Below are all three of George Knapp’s stories on Frank Cullotta from 2002, the videos will play one after the other:
George Knapp first interviewed Cullotta in 2002, shortly after he left in the witness protection program but was still using a fake name living in an undisclosed city.
“I lived in the South for quite a while. I went as far as Biloxi Mississippi, Gulfport, Texas, Virginia. All over the place,” Cullotta said in the 2002 interview. When asked if he stuck out like a sore thumb Cullotta said, “Terrible, terrible, especially Texas. This is the way I sound. They knew right away I didn’t belong there. As soon as I was off parole, I was outta there.”
Below is the unedited, never before seen, interview with George Knapp and Frank Cullotta from 2002:
In 2007, Cullotta wanted to talk about the book he had written about an upcoming mob trial in Chicago. The trial would become known as the “Family Secrets” trial and essentially brought down the Chicago outfit in which Cullotta and Spilotro had been involved.
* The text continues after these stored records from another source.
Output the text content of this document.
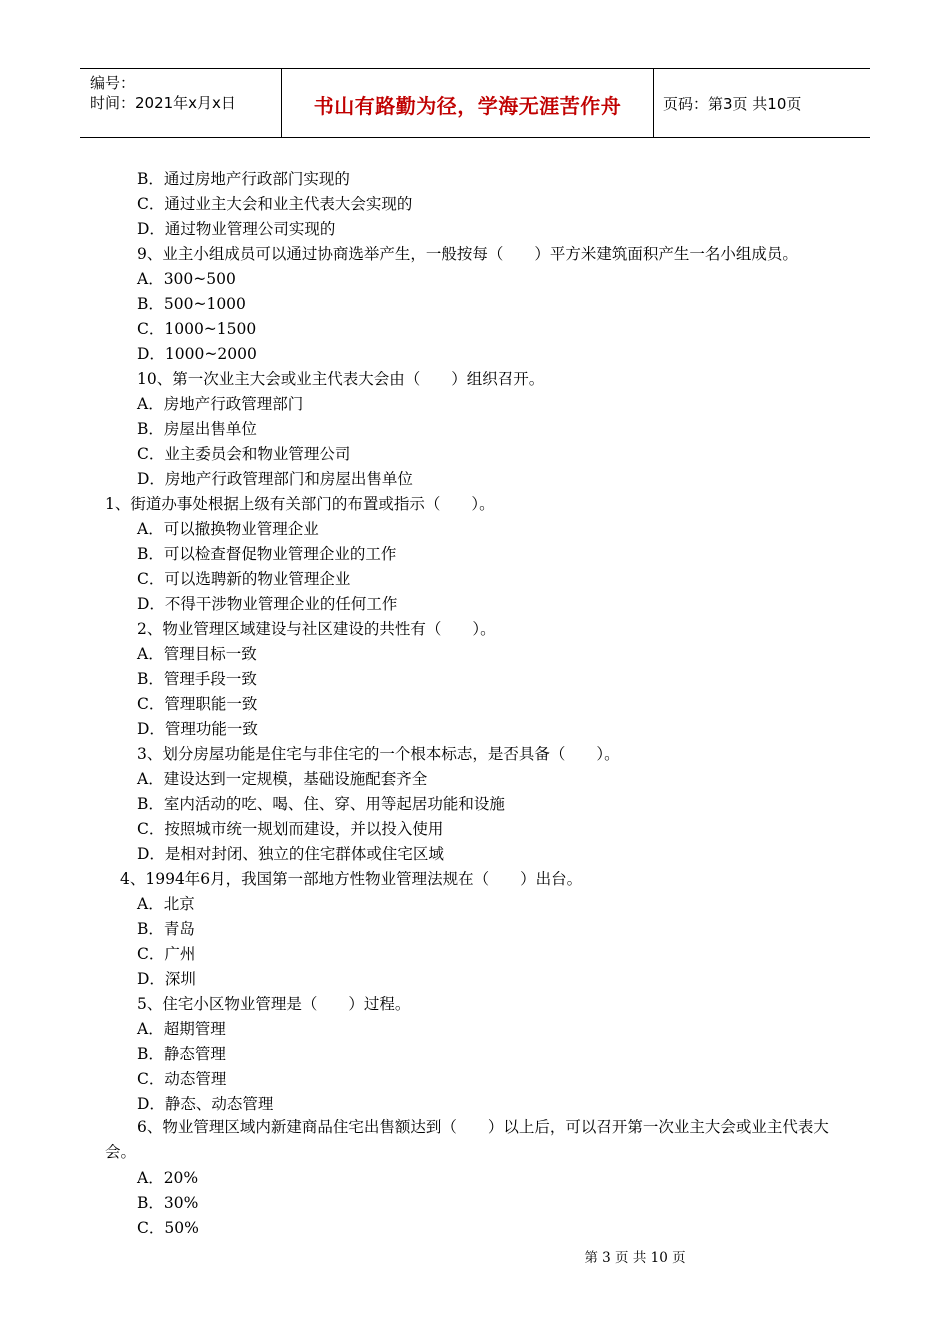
编号：
时间：2021年x月x日	书山有路勤为径，学海无涯苦作舟	页码：第3页 共10页
B．通过房地产行政部门实现的
C．通过业主大会和业主代表大会实现的
D．通过物业管理公司实现的
9、业主小组成员可以通过协商选举产生，一般按每（　　）平方米建筑面积产生一名小组成员。
A．300~500
B．500~1000
C．1000~1500
D．1000~2000
10、第一次业主大会或业主代表大会由（　　）组织召开。
A．房地产行政管理部门
B．房屋出售单位
C．业主委员会和物业管理公司
D．房地产行政管理部门和房屋出售单位
1、街道办事处根据上级有关部门的布置或指示（　　）。
A．可以撤换物业管理企业
B．可以检查督促物业管理企业的工作
C．可以选聘新的物业管理企业
D．不得干涉物业管理企业的任何工作
2、物业管理区域建设与社区建设的共性有（　　）。
A．管理目标一致
B．管理手段一致
C．管理职能一致
D．管理功能一致
3、划分房屋功能是住宅与非住宅的一个根本标志，是否具备（　　）。
A．建设达到一定规模，基础设施配套齐全
B．室内活动的吃、喝、住、穿、用等起居功能和设施
C．按照城市统一规划而建设，并以投入使用
D．是相对封闭、独立的住宅群体或住宅区域
4、1994年6月，我国第一部地方性物业管理法规在（　　）出台。
A．北京
B．青岛
C．广州
D．深圳
5、住宅小区物业管理是（　　）过程。
A．超期管理
B．静态管理
C．动态管理
D．静态、动态管理
6、物业管理区域内新建商品住宅出售额达到（　　）以上后，可以召开第一次业主大会或业主代表大会。
A．20%
B．30%
C．50%
第 3 页 共 10 页
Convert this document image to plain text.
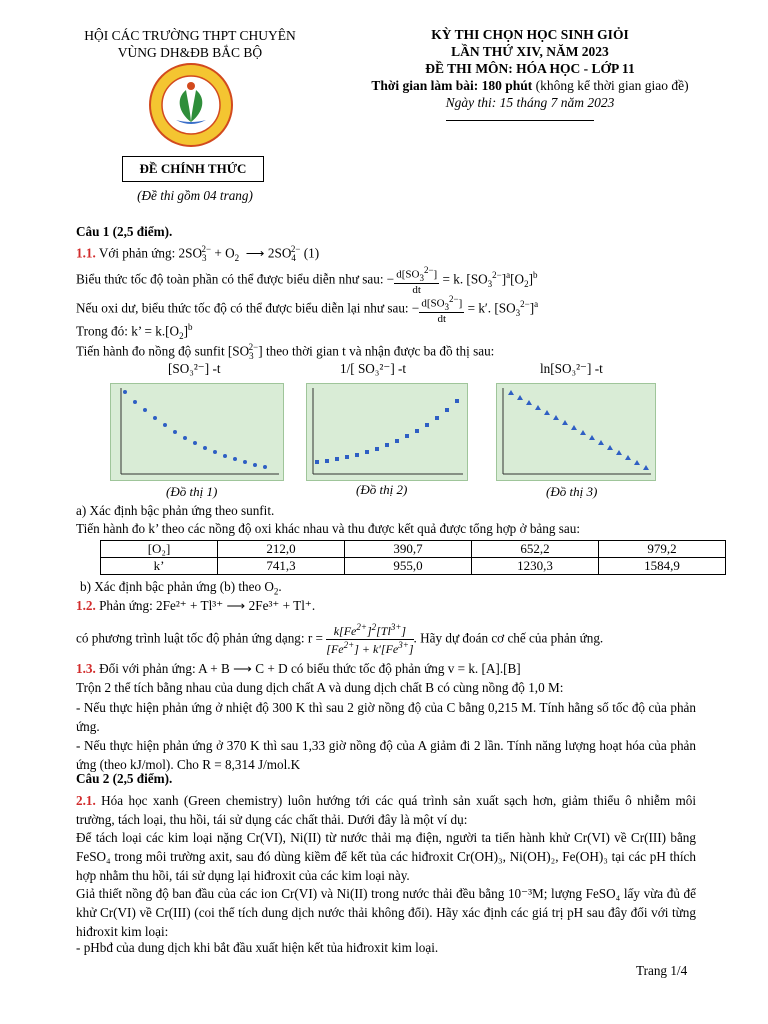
HỘI CÁC TRƯỜNG THPT CHUYÊN
VÙNG DH&ĐB BẮC BỘ
KỲ THI CHỌN HỌC SINH GIỎI
LẦN THỨ XIV, NĂM 2023
ĐỀ THI MÔN: HÓA HỌC - LỚP 11
Thời gian làm bài: 180 phút (không kể thời gian giao đề)
Ngày thi: 15 tháng 7 năm 2023
ĐỀ CHÍNH THỨC
(Đề thi gồm 04 trang)
Câu 1 (2,5 điểm).
1.1. Với phản ứng: $2SO_3^{2-} + O_2$  ⟶ $2SO_4^{2-}$ (1)
Biểu thức tốc độ toàn phần có thể được biểu diễn như sau: − $\frac{d[SO_3^{2-}]}{dt} = k$. $[SO_3^{2-}]^a[O_2]^b$
Nếu oxi dư, biểu thức tốc độ có thể được biểu diễn lại như sau: − $\frac{d[SO_3^{2-}]}{dt} = k'$. $[SO_3^{2-}]^a$
Trong đó: k’ = $k.[O_2]^b$
Tiến hành đo nồng độ sunfit $[SO_3^{2-}]$ theo thời gian t và nhận được ba đồ thị sau:
[SO₃²⁻] -t	1/[ SO₃²⁻] -t	ln[SO₃²⁻] -t
(Đồ thị 1)	(Đồ thị 2)	(Đồ thị 3)
a) Xác định bậc phản ứng theo sunfit.
Tiến hành đo k’ theo các nồng độ oxi khác nhau và thu được kết quả được tổng hợp ở bảng sau:
[O₂]	212,0	390,7	652,2	979,2
k’	741,3	955,0	1230,3	1584,9
b) Xác định bậc phản ứng (b) theo $O_2$.
1.2. Phản ứng: 2Fe²⁺ + Tl³⁺ ⟶ 2Fe³⁺ + Tl⁺.
có phương trình luật tốc độ phản ứng dạng: $r = \frac{k[Fe^{2+}]^2[Tl^{3+}]}{[Fe^{2+}] + k'[Fe^{3+}]}$ . Hãy dự đoán cơ chế của phản ứng.
1.3. Đối với phản ứng: A + B ⟶ C + D có biểu thức tốc độ phản ứng v = k. [A].[B]
Trộn 2 thể tích bằng nhau của dung dịch chất A và dung dịch chất B có cùng nồng độ 1,0 M:
- Nếu thực hiện phản ứng ở nhiệt độ 300 K thì sau 2 giờ nồng độ của C bằng 0,215 M. Tính hằng số tốc độ của phản ứng.
- Nếu thực hiện phản ứng ở 370 K thì sau 1,33 giờ nồng độ của A giảm đi 2 lần. Tính năng lượng hoạt hóa của phản ứng (theo kJ/mol). Cho R = 8,314 J/mol.K
Câu 2 (2,5 điểm).
2.1. Hóa học xanh (Green chemistry) luôn hướng tới các quá trình sản xuất sạch hơn, giảm thiểu ô nhiễm môi trường, tách loại, thu hồi, tái sử dụng các chất thải. Dưới đây là một ví dụ:
Để tách loại các kim loại nặng Cr(VI), Ni(II) từ nước thải mạ điện, người ta tiến hành khử Cr(VI) về Cr(III) bằng FeSO₄ trong môi trường axit, sau đó dùng kiềm để kết tủa các hiđroxit Cr(OH)₃, Ni(OH)₂, Fe(OH)₃ tại các pH thích hợp nhằm thu hồi, tái sử dụng lại hiđroxit của các kim loại này.
Giả thiết nồng độ ban đầu của các ion Cr(VI) và Ni(II) trong nước thải đều bằng 10⁻³M; lượng FeSO₄ lấy vừa đủ để khử Cr(VI) về Cr(III) (coi thể tích dung dịch nước thải không đổi). Hãy xác định các giá trị pH sau đây đối với từng hiđroxit kim loại:
- pHbđ của dung dịch khi bắt đầu xuất hiện kết tủa hiđroxit kim loại.
Trang 1/4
In the book, one of the never-before known secrets Cullotta wrote about, was that there was a plan to murder fellow gang member Ernie Davino to keep him from talking. Also on the hit list, according to Cullotta, former police officer turned gangster Joe Blasko. Cullotta admitted to personally carrying out a hit on Jerry Lisner in Las Vegas. Cullotta testified he did this under orders from Tony Spilotro.
Below is the unedited interview with George Knapp and Frank Cullotta from 2007:
Hollywood eventually came calling, wanting to tell a Las Vegas mob story. Frank Cullotta was eager to help, becoming an adviser for “Casino” and even playing a small part in the movie. Cullotta re-enacted one of the murders he committed.
Cullotta was recently involved with “Coffee with Cullotta,” a YouTube channel that delved into his past exploits. Host Adam Flowers announced the news of Cullotta’s death. Flowers said Cullotta was in the hospital for COVID-19, along with other health conditions.